I couldn’t help think of my other grandmother – my mother’s mother, who passed away in the midst of this revolution. My last real conversations with her were in October and only on the days she had the strength to tell me stories, she spoke of the hard life she had to live here in Lviv. She told me stories of the battles that her mother and her aunts had to fight when Western Ukraine was starving and men were away fighting and dying. I went back to California in October, just weeks before protests began. I vaguely recall my grandmother telling my mom that there is a revolution going on, long before I began to think of it as a revolution. I made it back to Ukraine in time to have a few last words with my grandmother, share an ice cream and hold her hand, but not in time to talk to her again about anything that mattered.

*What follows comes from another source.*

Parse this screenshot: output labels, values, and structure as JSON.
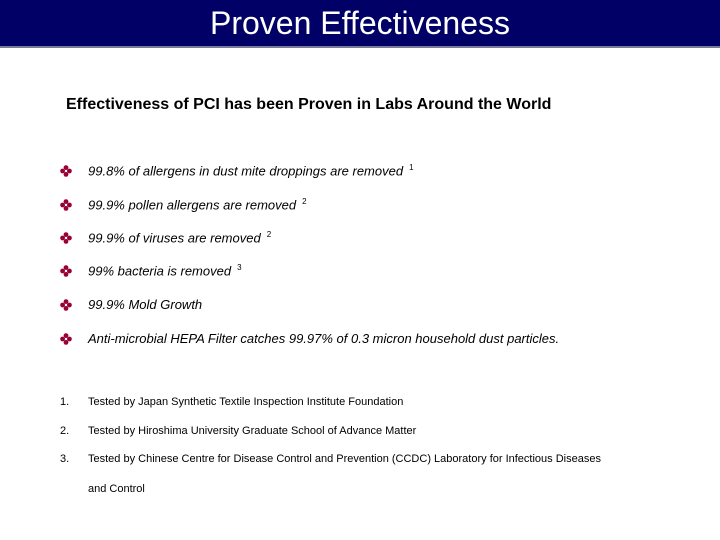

Today I sit and wonder, if she was alive for all this – what would she think about the changes in her country that she lived in her whole life? A country that brought her a lifetime of hardship and pain. What would she have to say, and would her tone be hopeful or dismissive?  If she was healthy, how would all this make her feel? Would she go with me to Lviv’s Maidan? What stories would the current circumstances evoke that I didn’t have a chance to hear while I lived my life across the world?

Today, on Woman’s Day, as I look back at my family’s intricate history that has taken me from Lviv to Beirut to California and back, I know that I’m here to see this through, to be here in whatever way that I can be. To write the stories, the events, to capture the moments that change history- be they good or bad.

We are all here today because of the women that stood by their husbands, brothers, children, friends, and did whatever they could not do. We’re all in this together – in Ukraine and across the world, fighting for something – love for our country, love for our families, love for each other, and most importantly love for ourselves.